What does https://html5test.com/ say for h.264 (video) and aac (audio) support?

What does https://bitmovin.com/demos/drm say below the video for MSE and EME?

If you goto the URL opera://flags/#disable-accelerated-video-decode, disable the flag and restart Opera, do things work then? If not, if you goto the URL opera://settings/system, disable hardware acceleration and restart Opera, do things work then?

Do you have an "N" edition of Windows? If so, you may need to install (or uninstall and resinstall) the Windows Media Feature Pack.

You might have to download this tweak tool and reset the Windows Media Foundation.

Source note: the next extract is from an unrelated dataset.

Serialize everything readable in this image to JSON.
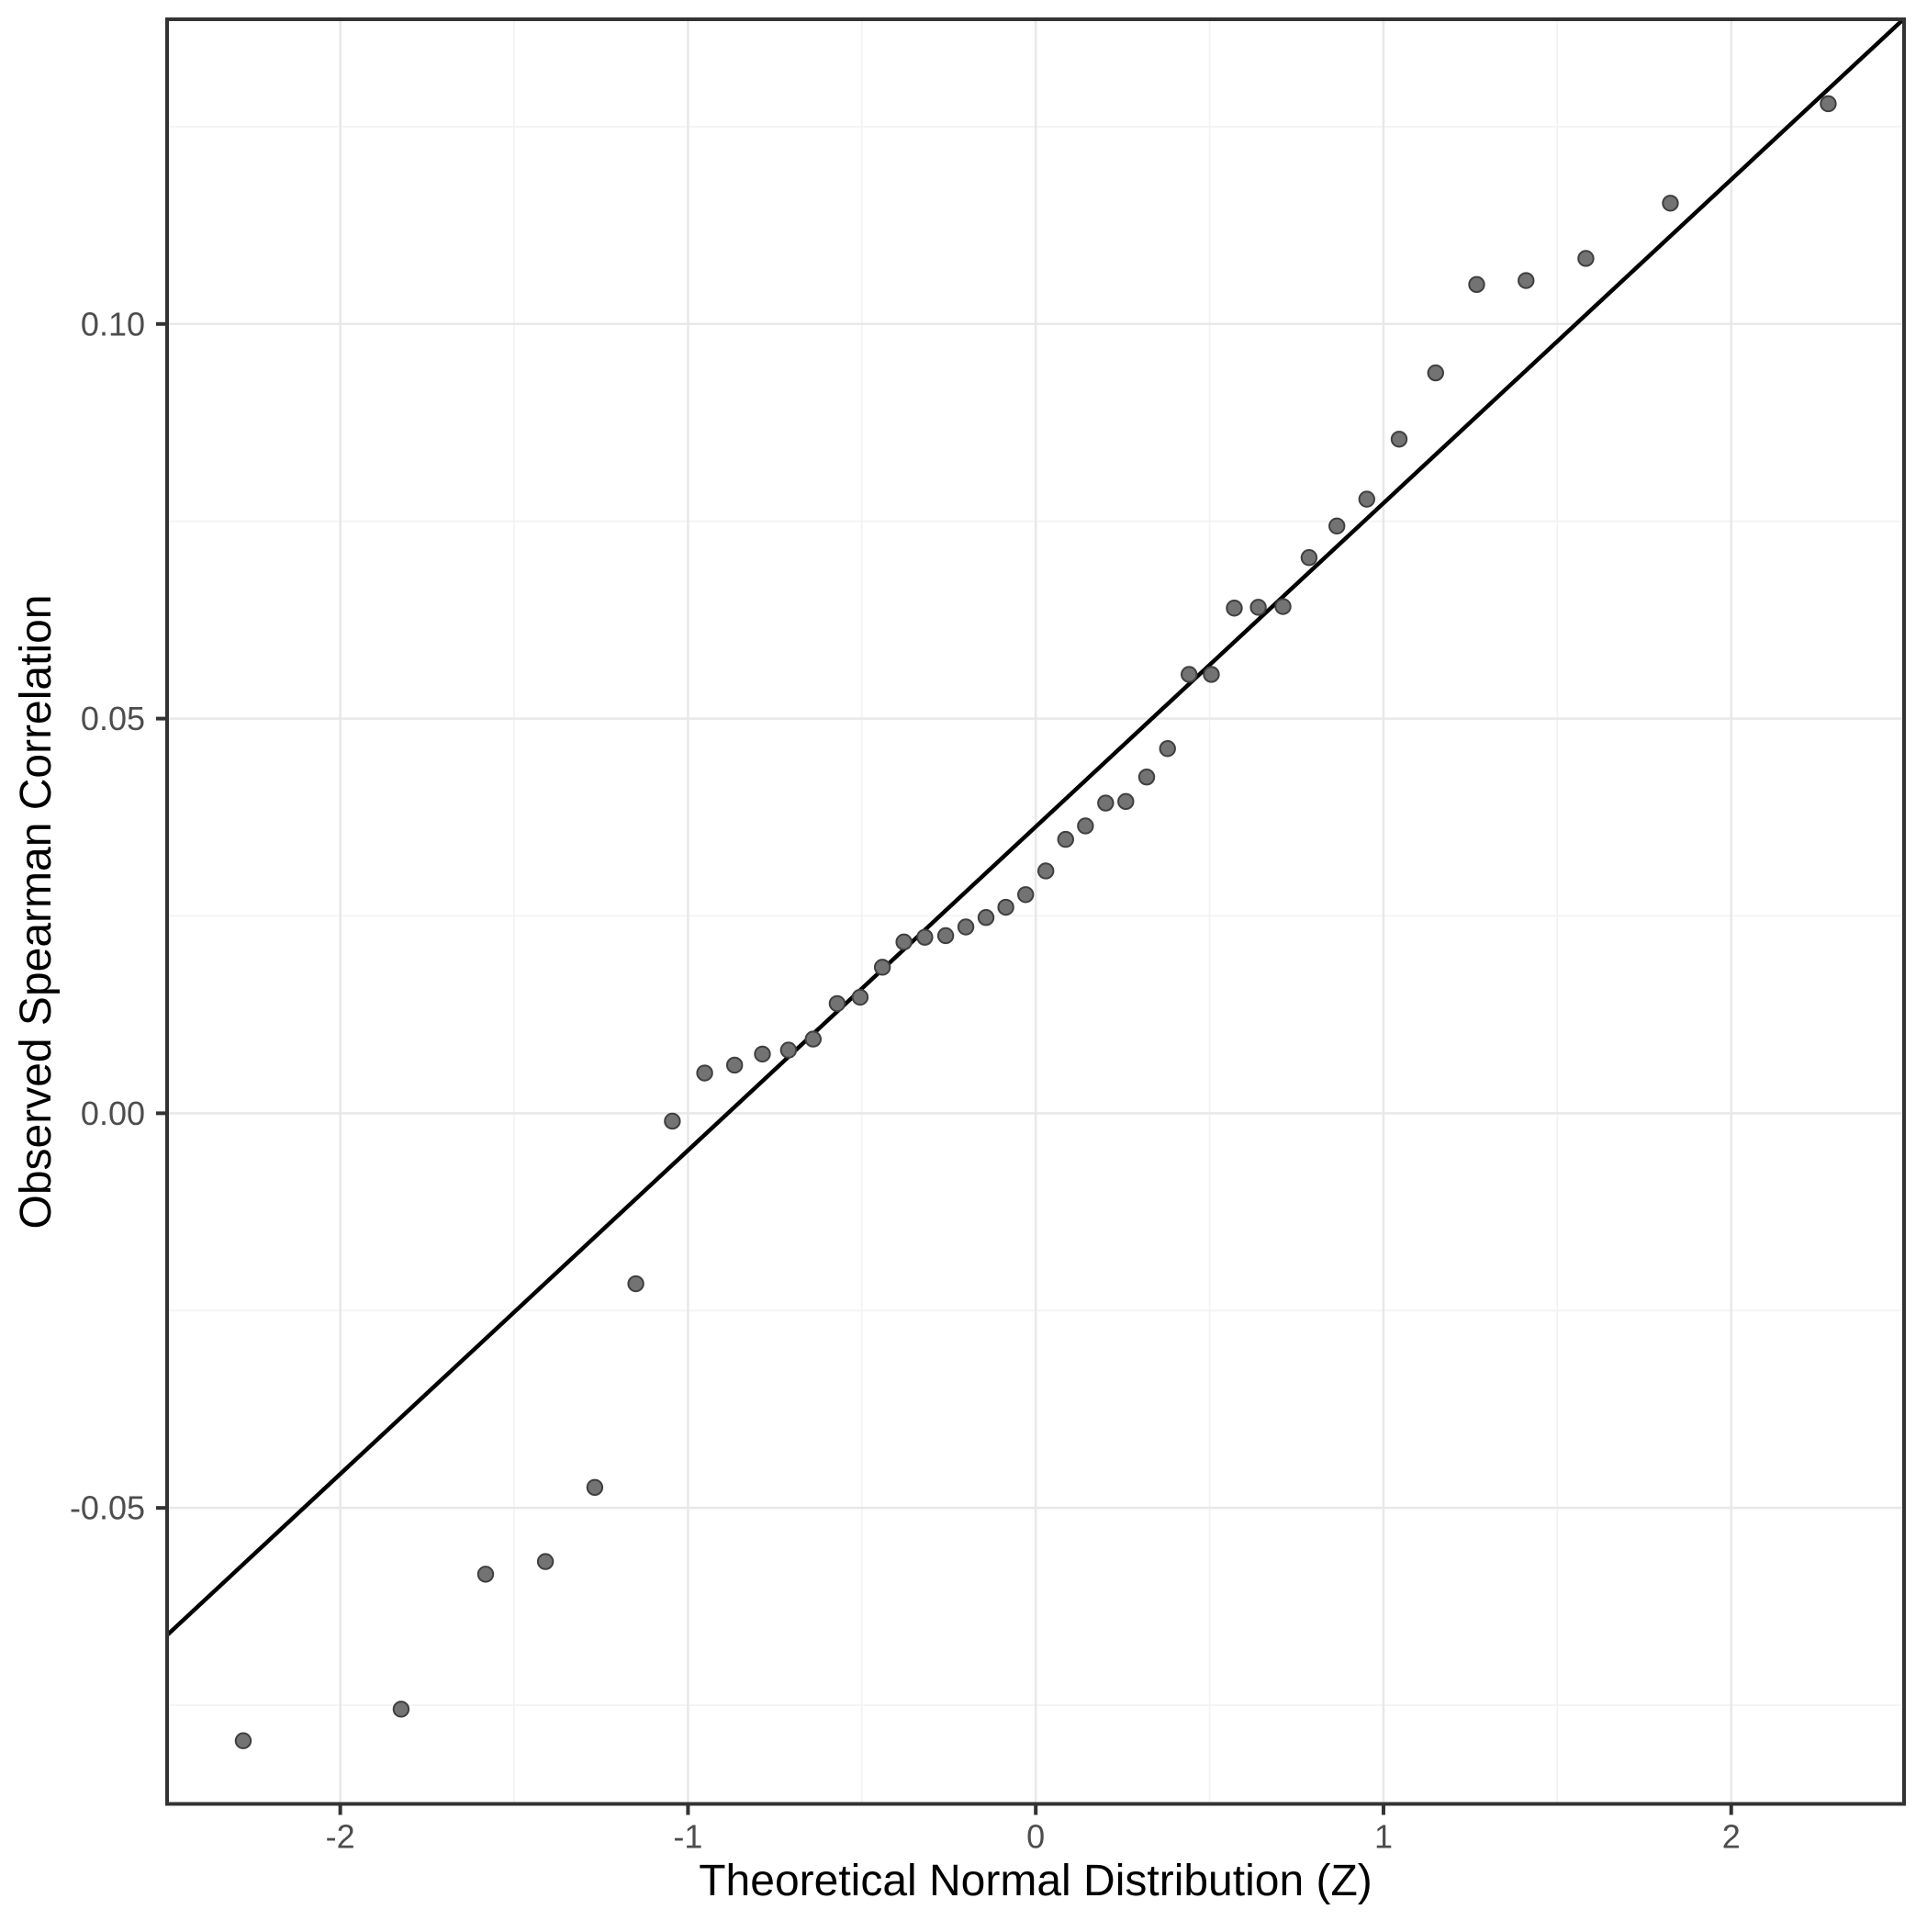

Does Vivaldi have the same problem?

If you goto the URL opera://components and look at the Widevine component, does is say some version for it or does it say 0.0.0.0? Either way, you can goto the URL opera://about and take note of the "profile" path. Then, close Opera and delete the WidevineCDM folder in the profile folder. Then, start Opera, goto opera://components and click "update" for the Widevine update, and make sure it updates from 0.0.0.0 to some version.

If you goto the URL opera://media-internals after trying to play a video, you can click on the section for the video player in question to expand it. There, you can see what errors (if any) there are. You can also see what type of video and audio Opera is trying to play, which may point you in the right direction of the problem.

Sometimes sites block Opera. You can make a site think you're using Chrome instead of Opera. Install this user-agent extension and select Chrome for Windows for the site you want to try it out on. Then, click the edit button at the bottom of the extension button's dialog to edit the string it uses for Chrome for Windows. You want it to be what Chrome says for the user agent at the URL chrome://version. Right now that's Mozilla/5.0 (Windows NT 10.0; Win64; x64) AppleWebKit/537.36 (KHTML, like Gecko) Chrome/81.0.4044.122 Safari/537.36.